Les nouvelles tactiques chinoises en matière de renminbi laissent les commerçants deviner


La Chine change de tactique sur le renminbi, selon les analystes et les traders, en s’éloignant de l’intervention directe et en faveur d’outils indirects plus discrets pour diriger le marché.

La monnaie a chuté de près de 8% l’an dernier face à la montée en flèche du dollar. Mais Pékin a atténué cette baisse en utilisant des outils tels que les soi-disant «réserves invisibles» détenues par les banques d’État, plutôt que son intervention brutale plus typique de la Banque populaire de Chine.

La nouvelle approche de Pékin en matière de gestion des devises pose un défi aux commerçants qui cherchent à anticiper le prochain mouvement du renminbi, et aux responsables étrangers, tels que le Trésor américain, qui veulent comprendre à quel point la devise chinoise est étroitement contrôlée.

« Le cadre global de gestion des changes de la Chine a changé », a déclaré Becky Liu, responsable de la stratégie macroéconomique pour la Chine chez Standard Chartered. « Lorsque vous intervenez directement, les gens calculent combien [reserves] vous devez brûler sur une base mensuelle et combien de mois il vous reste.
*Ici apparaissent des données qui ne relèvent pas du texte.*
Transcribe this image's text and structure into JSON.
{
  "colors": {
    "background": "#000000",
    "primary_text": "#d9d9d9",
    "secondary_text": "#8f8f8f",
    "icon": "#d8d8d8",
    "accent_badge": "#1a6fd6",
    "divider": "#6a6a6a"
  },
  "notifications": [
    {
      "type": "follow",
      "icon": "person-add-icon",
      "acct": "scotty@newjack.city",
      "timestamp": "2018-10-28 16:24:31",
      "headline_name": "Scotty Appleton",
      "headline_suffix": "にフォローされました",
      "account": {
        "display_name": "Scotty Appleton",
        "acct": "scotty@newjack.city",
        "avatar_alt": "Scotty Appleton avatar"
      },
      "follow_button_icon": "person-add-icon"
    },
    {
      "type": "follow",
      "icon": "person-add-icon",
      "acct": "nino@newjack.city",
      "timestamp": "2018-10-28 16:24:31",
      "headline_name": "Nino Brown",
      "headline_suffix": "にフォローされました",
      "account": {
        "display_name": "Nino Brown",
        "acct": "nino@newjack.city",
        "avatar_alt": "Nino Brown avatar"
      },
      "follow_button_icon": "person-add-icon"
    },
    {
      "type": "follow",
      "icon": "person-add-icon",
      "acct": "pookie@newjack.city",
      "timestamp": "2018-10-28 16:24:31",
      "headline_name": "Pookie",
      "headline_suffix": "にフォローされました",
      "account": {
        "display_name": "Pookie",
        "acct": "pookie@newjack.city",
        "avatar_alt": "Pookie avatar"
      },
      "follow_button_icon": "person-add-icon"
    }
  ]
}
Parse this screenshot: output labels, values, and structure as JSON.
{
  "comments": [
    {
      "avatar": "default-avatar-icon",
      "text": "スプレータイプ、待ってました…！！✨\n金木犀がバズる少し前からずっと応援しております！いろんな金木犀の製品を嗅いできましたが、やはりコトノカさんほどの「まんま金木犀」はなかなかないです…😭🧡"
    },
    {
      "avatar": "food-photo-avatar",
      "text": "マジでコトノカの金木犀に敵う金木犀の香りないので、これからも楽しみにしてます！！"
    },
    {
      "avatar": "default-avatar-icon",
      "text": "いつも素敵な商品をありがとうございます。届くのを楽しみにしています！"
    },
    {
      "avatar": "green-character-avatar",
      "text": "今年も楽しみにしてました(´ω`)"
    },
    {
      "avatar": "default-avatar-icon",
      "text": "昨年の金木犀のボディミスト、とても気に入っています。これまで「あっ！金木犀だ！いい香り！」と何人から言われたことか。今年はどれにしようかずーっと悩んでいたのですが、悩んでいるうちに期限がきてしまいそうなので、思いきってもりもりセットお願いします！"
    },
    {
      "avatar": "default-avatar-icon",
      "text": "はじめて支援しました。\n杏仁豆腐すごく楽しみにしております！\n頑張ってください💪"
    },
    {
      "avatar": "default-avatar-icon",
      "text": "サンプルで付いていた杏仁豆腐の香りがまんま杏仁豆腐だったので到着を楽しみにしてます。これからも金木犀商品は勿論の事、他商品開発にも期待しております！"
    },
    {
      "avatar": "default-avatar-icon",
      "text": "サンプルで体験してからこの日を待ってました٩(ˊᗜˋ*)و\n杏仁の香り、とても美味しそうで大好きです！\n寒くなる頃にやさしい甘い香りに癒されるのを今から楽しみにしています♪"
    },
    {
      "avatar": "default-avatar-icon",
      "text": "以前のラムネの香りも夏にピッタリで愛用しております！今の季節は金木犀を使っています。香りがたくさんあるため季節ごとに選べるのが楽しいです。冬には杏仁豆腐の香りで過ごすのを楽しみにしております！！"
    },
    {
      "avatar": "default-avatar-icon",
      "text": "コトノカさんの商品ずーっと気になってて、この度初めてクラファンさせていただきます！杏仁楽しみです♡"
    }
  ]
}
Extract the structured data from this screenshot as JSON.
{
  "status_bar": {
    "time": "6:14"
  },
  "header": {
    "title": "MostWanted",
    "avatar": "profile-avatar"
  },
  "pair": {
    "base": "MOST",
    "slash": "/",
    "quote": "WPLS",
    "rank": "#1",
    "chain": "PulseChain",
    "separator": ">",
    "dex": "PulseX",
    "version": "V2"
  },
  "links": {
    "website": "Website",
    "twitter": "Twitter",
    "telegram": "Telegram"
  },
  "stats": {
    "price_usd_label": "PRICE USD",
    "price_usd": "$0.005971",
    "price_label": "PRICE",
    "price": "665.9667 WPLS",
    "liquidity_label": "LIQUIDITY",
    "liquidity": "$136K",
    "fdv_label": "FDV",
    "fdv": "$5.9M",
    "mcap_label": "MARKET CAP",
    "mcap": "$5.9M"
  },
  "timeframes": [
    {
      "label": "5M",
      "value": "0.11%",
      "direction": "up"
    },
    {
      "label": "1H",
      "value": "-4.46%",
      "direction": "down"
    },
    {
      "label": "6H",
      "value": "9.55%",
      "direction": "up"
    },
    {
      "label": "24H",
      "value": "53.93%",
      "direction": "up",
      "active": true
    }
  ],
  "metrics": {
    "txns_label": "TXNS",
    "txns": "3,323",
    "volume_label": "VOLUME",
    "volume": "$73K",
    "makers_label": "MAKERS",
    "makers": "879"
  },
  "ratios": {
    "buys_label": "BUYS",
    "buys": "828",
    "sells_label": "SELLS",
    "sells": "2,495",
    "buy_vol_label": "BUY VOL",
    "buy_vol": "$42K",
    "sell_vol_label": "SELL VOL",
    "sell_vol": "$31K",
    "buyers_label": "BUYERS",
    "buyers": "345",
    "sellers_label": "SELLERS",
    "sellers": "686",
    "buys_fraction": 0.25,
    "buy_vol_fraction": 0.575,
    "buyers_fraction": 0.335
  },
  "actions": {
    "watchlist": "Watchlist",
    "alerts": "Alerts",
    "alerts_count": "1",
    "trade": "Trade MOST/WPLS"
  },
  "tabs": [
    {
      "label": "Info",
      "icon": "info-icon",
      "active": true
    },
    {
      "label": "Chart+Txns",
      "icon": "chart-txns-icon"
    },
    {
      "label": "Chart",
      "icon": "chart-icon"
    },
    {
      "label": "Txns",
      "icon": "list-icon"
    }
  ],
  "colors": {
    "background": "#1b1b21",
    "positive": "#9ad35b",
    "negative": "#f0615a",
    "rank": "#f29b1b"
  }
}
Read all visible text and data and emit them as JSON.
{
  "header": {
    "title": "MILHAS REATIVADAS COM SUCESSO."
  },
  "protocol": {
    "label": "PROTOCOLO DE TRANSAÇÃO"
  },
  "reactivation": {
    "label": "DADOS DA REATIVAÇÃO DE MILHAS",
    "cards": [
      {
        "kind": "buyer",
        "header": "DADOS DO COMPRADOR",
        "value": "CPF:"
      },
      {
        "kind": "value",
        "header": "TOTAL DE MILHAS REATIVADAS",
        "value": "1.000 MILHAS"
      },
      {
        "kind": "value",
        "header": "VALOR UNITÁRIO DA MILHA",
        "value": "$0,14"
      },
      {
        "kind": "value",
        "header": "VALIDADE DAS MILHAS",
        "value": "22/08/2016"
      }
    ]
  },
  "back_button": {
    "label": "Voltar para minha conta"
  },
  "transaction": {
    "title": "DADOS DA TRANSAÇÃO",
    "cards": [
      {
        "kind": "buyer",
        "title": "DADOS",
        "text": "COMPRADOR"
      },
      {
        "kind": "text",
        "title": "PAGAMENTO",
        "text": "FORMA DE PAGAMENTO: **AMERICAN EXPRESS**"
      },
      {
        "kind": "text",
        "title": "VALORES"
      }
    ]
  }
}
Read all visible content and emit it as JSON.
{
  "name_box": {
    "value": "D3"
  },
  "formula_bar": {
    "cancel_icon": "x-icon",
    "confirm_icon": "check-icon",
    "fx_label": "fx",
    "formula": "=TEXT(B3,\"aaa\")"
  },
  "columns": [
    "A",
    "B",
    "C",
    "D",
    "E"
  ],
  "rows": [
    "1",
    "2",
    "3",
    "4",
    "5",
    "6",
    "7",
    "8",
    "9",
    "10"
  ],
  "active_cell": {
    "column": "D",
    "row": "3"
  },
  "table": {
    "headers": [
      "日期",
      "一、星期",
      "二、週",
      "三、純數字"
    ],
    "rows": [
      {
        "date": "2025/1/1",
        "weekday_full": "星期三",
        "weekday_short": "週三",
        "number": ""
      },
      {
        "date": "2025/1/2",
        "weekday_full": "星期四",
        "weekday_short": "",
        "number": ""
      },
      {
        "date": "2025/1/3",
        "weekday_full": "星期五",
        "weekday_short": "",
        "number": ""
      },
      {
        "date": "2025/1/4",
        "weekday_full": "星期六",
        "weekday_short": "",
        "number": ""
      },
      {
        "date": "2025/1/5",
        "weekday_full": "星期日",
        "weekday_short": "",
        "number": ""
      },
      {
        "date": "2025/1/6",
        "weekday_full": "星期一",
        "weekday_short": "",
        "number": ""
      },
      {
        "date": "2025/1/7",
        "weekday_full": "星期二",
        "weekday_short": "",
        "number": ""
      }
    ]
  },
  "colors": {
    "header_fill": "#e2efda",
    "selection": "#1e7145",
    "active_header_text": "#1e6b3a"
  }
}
Dans cette situation, les gens vendront le renminbi à tout prix », a déclaré Liu. « Cette fois-ci, ils mettent en place de nombreuses autres mesures, de sorte que le montant des interventions de change nécessaires est inférieur. »

La Chine opère un flottement géré de sa monnaie. Chaque jour, la PBoC fixe une fourchette de négociation par rapport au dollar, mais à moyen terme, le renminbi peut fluctuer en fonction des pressions du marché, qui en 2022 ont été dominées par une appréciation de la devise américaine. La Chine utilise également des contrôles de capitaux pour restreindre les mouvements d’argent à l’intérieur et à l’extérieur du pays.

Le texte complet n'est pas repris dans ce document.